Les municipalités et les conseils de village seront les premiers à subir les conséquences de cette décision. Le Grant-in-Aid (GIA) qu’ils perçoivent annuellement du gouvernement sera ramené à la baisse, soit de Rs 1,9 milliard à Rs 1,7 milliard. Aux Finances, on attribue cette mesure d’austérité à la situation économique difficile.
De son côté, le ministère de tutelle sous l’égide du ministre Hervé Aimée se voit contraint de revoir ses objectifs pour l’an 2012.
La décision du ministère des Finances de réduire drastiquement le Grant-in-Aid des neuf collectivités locales à travers le pays a suscité de vives réactions.
Le lord-maire Mahmad Kodabaccus a sollicité une rencontre avec le Grand argentier pour lui faire part de ses appréhensions face à cette situation. “Nous nous retrouvons avec un déficit de Rs 133 M”, a-t-il déclaré au Matinal.
Le budget annuel de la mairie de Port-Louis, a précisé le lord-maire, s’élève à Rs 700 M. “Notre GIA est passé de Rs 371 M à Rs 330 M, soit une baisse de Rs 41 M. Ce qui fait qu’on est obligé de venir avec des mesures courageuses, voire impopulaires pour pallier ce manque”, a-t-il concédé.

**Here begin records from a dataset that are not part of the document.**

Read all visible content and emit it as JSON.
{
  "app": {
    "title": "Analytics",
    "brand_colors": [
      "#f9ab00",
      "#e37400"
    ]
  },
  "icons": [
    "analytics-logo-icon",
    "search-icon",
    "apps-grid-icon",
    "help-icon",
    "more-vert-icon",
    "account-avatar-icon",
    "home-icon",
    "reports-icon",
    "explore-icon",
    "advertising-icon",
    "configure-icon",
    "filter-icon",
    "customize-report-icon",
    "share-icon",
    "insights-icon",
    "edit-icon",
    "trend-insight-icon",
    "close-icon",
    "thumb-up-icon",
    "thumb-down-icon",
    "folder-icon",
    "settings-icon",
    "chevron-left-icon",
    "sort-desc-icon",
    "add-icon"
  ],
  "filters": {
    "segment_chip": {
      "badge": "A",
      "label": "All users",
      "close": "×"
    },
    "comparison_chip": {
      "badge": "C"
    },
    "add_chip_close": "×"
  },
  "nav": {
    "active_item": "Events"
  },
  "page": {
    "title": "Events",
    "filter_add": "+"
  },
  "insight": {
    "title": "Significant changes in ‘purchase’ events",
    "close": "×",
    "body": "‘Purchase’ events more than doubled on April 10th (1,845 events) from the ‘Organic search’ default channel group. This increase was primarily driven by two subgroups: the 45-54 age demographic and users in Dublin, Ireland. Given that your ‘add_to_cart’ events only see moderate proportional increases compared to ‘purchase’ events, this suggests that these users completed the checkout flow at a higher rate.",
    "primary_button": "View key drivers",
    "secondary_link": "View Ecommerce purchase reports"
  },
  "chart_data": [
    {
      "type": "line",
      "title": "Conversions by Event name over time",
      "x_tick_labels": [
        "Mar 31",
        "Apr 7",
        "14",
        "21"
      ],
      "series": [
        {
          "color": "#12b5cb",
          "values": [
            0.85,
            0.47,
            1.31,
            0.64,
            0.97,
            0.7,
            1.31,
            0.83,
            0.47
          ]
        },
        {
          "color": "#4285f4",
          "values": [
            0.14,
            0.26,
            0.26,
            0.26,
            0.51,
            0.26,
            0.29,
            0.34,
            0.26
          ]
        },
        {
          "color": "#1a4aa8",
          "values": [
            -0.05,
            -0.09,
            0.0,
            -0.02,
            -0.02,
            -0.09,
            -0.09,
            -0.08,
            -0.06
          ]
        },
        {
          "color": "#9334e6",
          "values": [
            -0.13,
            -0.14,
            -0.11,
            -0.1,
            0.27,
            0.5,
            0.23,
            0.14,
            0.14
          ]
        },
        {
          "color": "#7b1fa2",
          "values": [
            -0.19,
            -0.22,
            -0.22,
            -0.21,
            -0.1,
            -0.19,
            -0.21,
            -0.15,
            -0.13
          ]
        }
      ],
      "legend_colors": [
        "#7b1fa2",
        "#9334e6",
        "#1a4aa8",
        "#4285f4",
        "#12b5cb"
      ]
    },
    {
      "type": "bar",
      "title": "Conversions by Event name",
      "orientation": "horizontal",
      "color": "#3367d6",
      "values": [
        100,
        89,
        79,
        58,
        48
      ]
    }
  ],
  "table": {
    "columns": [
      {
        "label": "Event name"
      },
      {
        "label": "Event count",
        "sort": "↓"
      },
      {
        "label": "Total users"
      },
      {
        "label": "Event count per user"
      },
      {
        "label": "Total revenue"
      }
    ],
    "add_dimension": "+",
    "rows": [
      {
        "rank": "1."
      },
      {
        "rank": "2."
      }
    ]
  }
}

Mahmad Kodabaccus dit ainsi n’avoir d’autre choix que de geler toutes les dépenses sur les groupes socioculturels. Il compte également augmenter le loyer des centres placés sous la responsabilité de la municipalité et qui sont utilisés pour des réceptions et d’autres événements. Les frais d’accès aux différents complexes sportifs seront également revus à la hausse.
Même son de cloche en provenance de la municipalité de Beau-Bassin/Rose-Hill. “La situation est telle qu’on devra peut-être fermer boutique”, a ironisé le maire Norbert Froget. Il dit ainsi préférer remplir les 49 postes d’éboueur vacants que de verser l’argent aux groupes socioculturels et sportifs, afin de pouvoir remplir ses engagements envers les citadins. “On a un choix à faire. On ne peut pas plaire à tout le monde.”
Au ministère des Administrations régionales, le ministre Hervé Aimée et ses officiers sont en train de travailler sur un plan d’actions pour améliorer les recettes des collectivités locales, a-t-on appris. Une des mesures préconisées serait l’introduction d’un “scavenging fee” de Rs 50. Les discussions entres les principaux partenaires sont en cours.